Außerdem ist nach Ansicht der Experten die Rolle von Europas Bankensektor bei der Kreditvergabe im Vergleich zur Unternehmensfinanzierung über den Kapitalmarkt zu stark. Während sich in den USA Unternehmen zu 70 Prozent über Anleihen und nur zu 30 Prozent über Bankkredite finanzierten, sei das Verhältnis in Europa genau umgekehrt. "Das ist Anlass zur Sorge, weil eine so geartete Finanzierungsstruktur mit Übergewicht auf den Banken mit niedrigerem Wirtschaftswachstum einhergeht", heißt es in der Studie.

Volkswirtschaftlich nicht sinnvoll

Trotzdem sind Banken wichtig für eine Volkswirtschaft, sie liefern das Schmiermittel, das den Wirtschaftsmotor am Laufen hält. Doch irgendwann kommt der Punkt, wo das Gemisch zu fett wird und ein Bankensystem mehr volkswirtschaftliche Kosten verursacht als Nutzen stiftet. Bei den großen europäischen Banken mache das normale Bankgeschäft, Kundeneinlagen und Kredite für Unternehmen, nur noch maximal die Hälfte ihres Geschäfts aus, bei vielen sogar deutlich weniger. Der Rest sei Investmentbanking, Derivate, Wertpapierhandel, sagt Hellwig. "Bei diesen Dingen ist mir nicht immer klar, ob das volkswirtschaftlich wirklich so sinnvoll ist."

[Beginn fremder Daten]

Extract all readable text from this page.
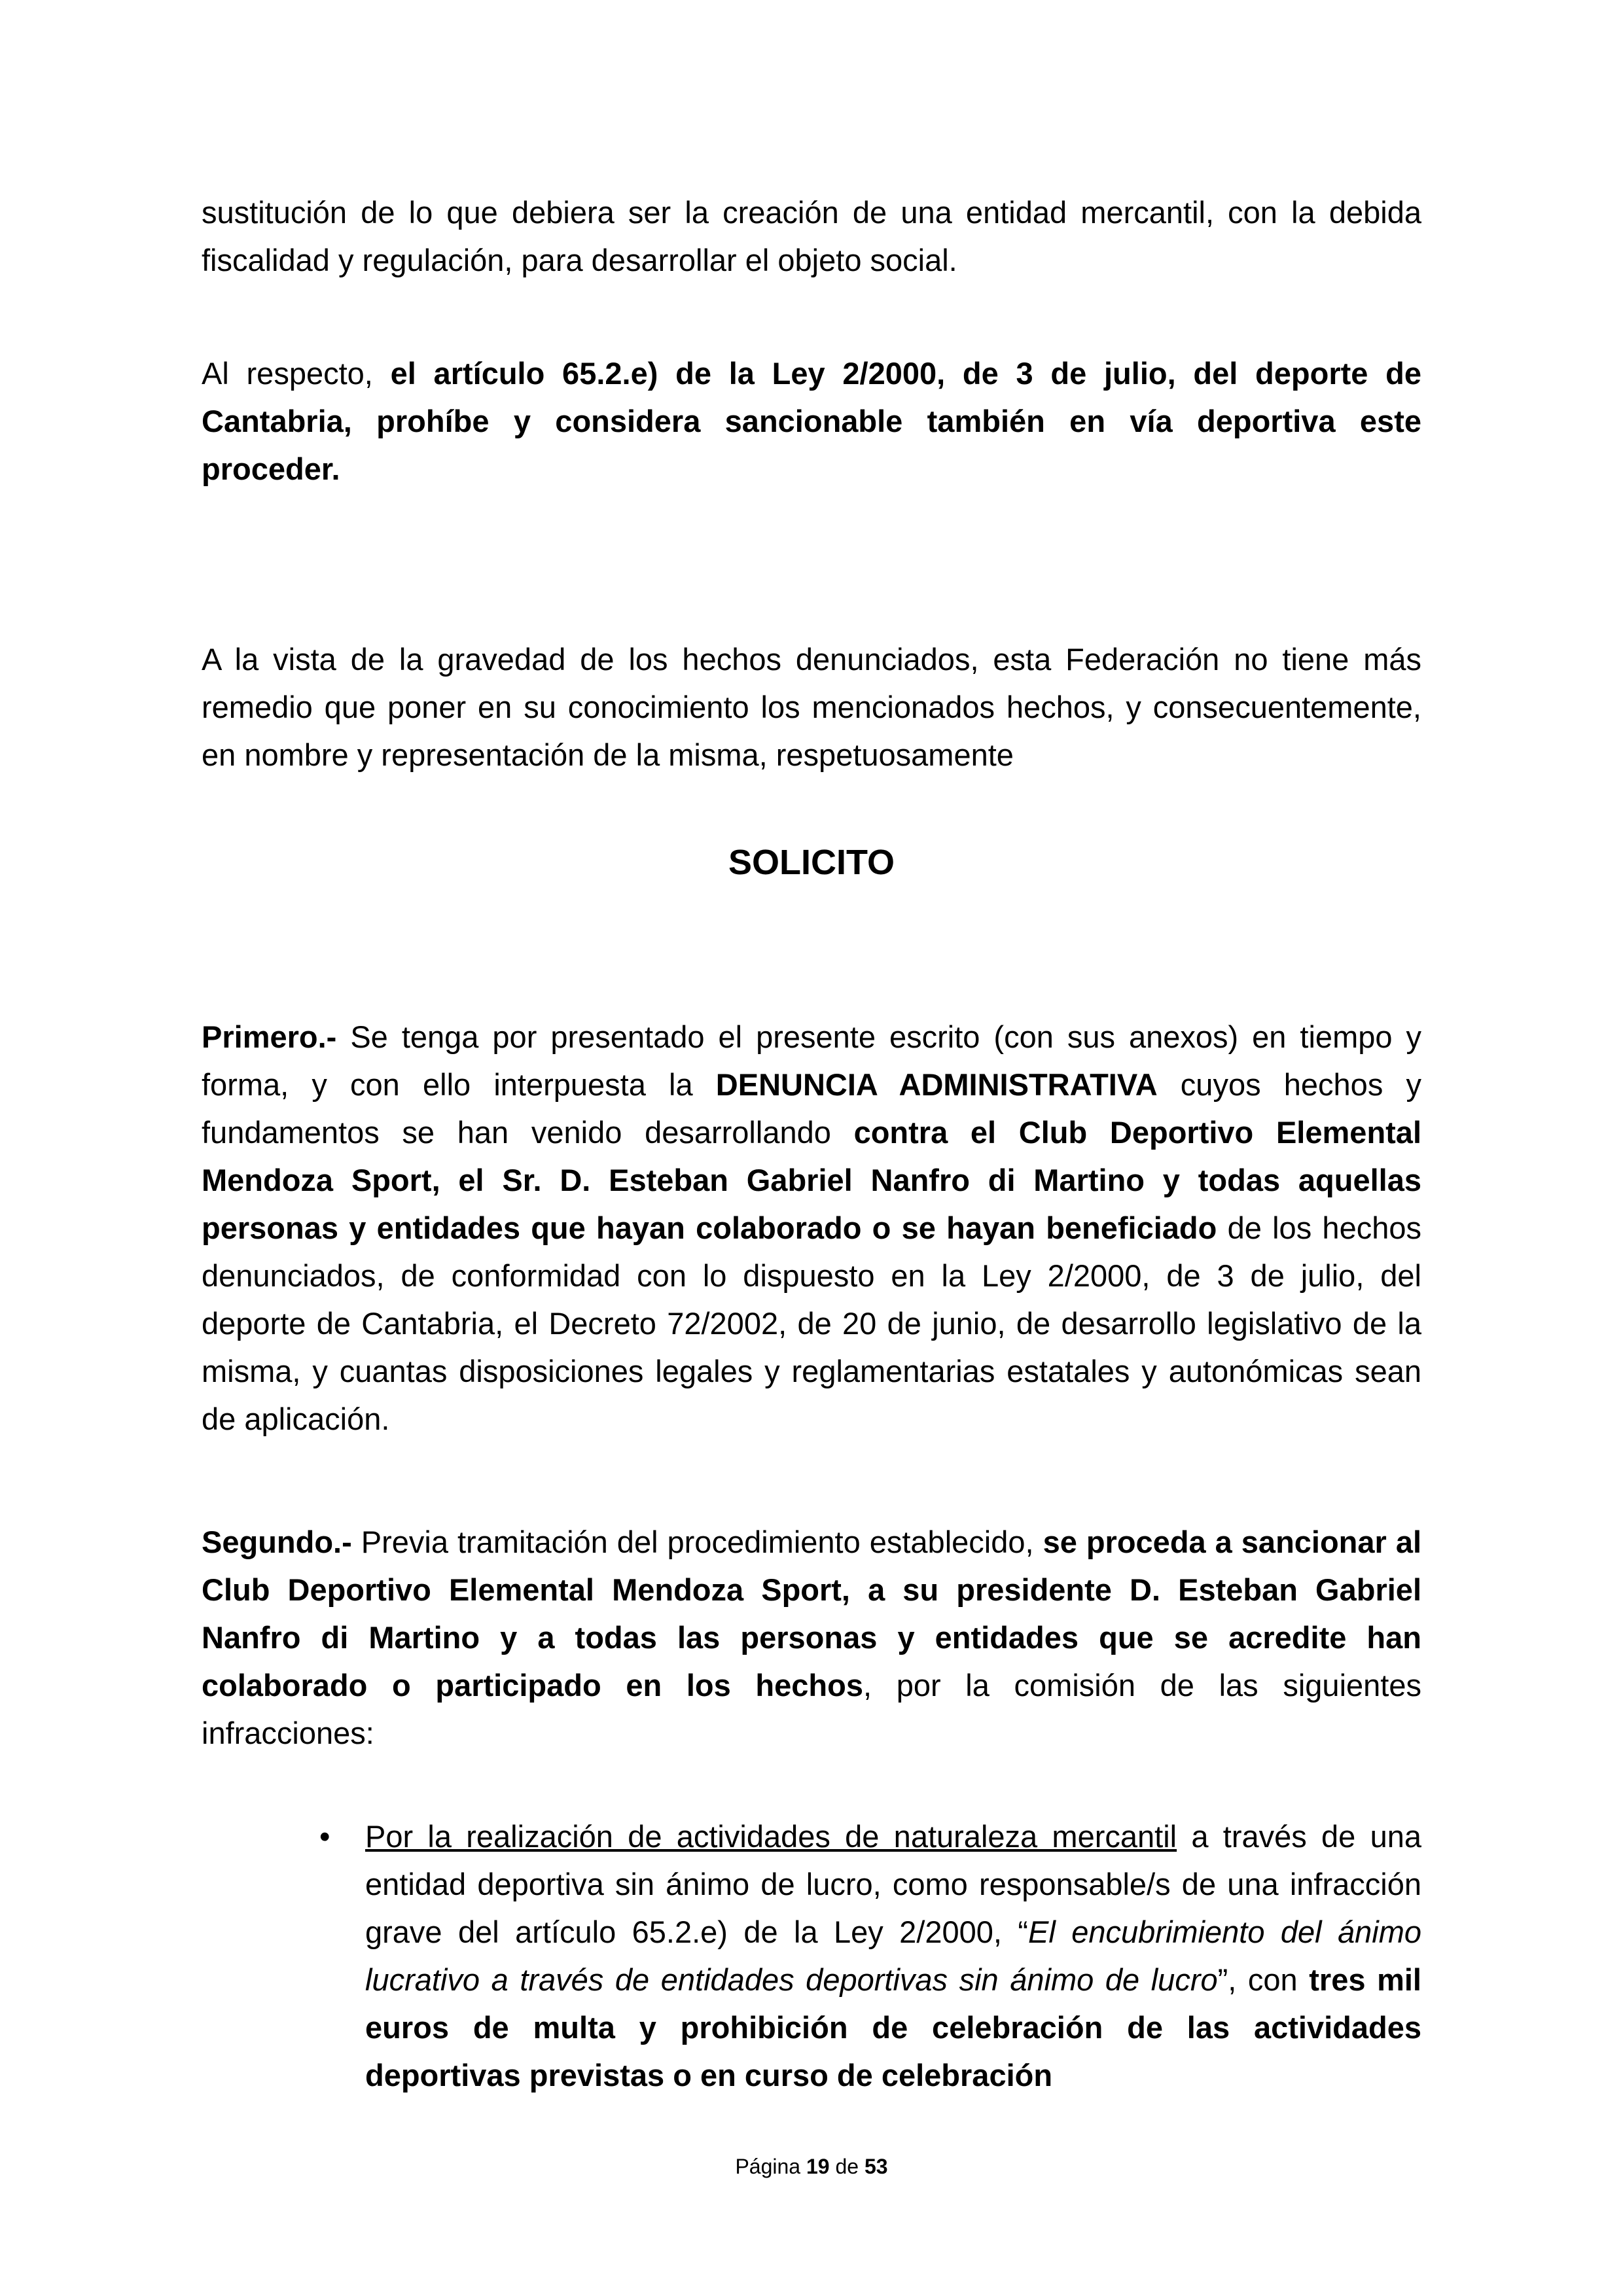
sustitución de lo que debiera ser la creación de una entidad mercantil, con la debida fiscalidad y regulación, para desarrollar el objeto social.

Al respecto, el artículo 65.2.e) de la Ley 2/2000, de 3 de julio, del deporte de Cantabria, prohíbe y considera sancionable también en vía deportiva este proceder.

A la vista de la gravedad de los hechos denunciados, esta Federación no tiene más remedio que poner en su conocimiento los mencionados hechos, y consecuentemente, en nombre y representación de la misma, respetuosamente

SOLICITO

Primero.- Se tenga por presentado el presente escrito (con sus anexos) en tiempo y forma, y con ello interpuesta la DENUNCIA ADMINISTRATIVA cuyos hechos y fundamentos se han venido desarrollando contra el Club Deportivo Elemental Mendoza Sport, el Sr. D. Esteban Gabriel Nanfro di Martino y todas aquellas personas y entidades que hayan colaborado o se hayan beneficiado de los hechos denunciados, de conformidad con lo dispuesto en la Ley 2/2000, de 3 de julio, del deporte de Cantabria, el Decreto 72/2002, de 20 de junio, de desarrollo legislativo de la misma, y cuantas disposiciones legales y reglamentarias estatales y autonómicas sean de aplicación.

Segundo.- Previa tramitación del procedimiento establecido, se proceda a sancionar al Club Deportivo Elemental Mendoza Sport, a su presidente D. Esteban Gabriel Nanfro di Martino y a todas las personas y entidades que se acredite han colaborado o participado en los hechos, por la comisión de las siguientes infracciones:

• Por la realización de actividades de naturaleza mercantil a través de una entidad deportiva sin ánimo de lucro, como responsable/s de una infracción grave del artículo 65.2.e) de la Ley 2/2000, “El encubrimiento del ánimo lucrativo a través de entidades deportivas sin ánimo de lucro”, con tres mil euros de multa y prohibición de celebración de las actividades deportivas previstas o en curso de celebración
Página 19 de 53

Die Bankentürme von Frankfurt am Main (Foto: dpa)
Finanzplatz Frankfurt am MainBild: picture-alliance/dpa

Immerhin hat sich seit 2008, seit der globalen Finanzkrise, vieles geändert: Frühwarnsysteme sind etabliert worden, die Bankenaufsicht wurde verschärft und neue Eigenkapital-Regelungen sind eingeführt worden, Stichwort Basel III, und zudem müssen sich die Banken ab und an einem Stresstest unterziehen. Da braucht man sich nicht zu wundern, dass sich bei den Banken das einstellt, was die Autoren der Studie "eine gewisse Therapiemüdigkeit" nennen.

Immer noch zu wenig Eigenkapital

Martin Hellwig indes lässt das nicht gelten: "Dass die Banken sich beschweren, das gehört dazu. Eine alte Bauernweisheit: Lerne klagen ohne zu leiden." Er könne auf einen guten Teil dessen, was seit 2008 verabschiedet worden ist, verzichten, wenn die Banken gezwungen wären, deutlich mehr mit ihren eigenen Mitteln und weniger mit Schulden zu arbeiten, sagt Hellwig.

Basel III sollte nach Hellwigs Ansicht "besser Basel 2.01 genannt werden. Basel III lässt immer noch zu, dass Banken sich zu 97 Prozent ihrer Anlagen verschulden. Und nur drei Prozent ihrer Anlagen mit eigenen Mitteln finanzieren." Und drei Prozent sei auch in etwa das, was die großen Banken in Europa an Eigenmitteln hätten. "Das ist aber auch das, was Lehman Brothers vor dem Konkurs hatte. Insofern hat sich nicht viel verbessert."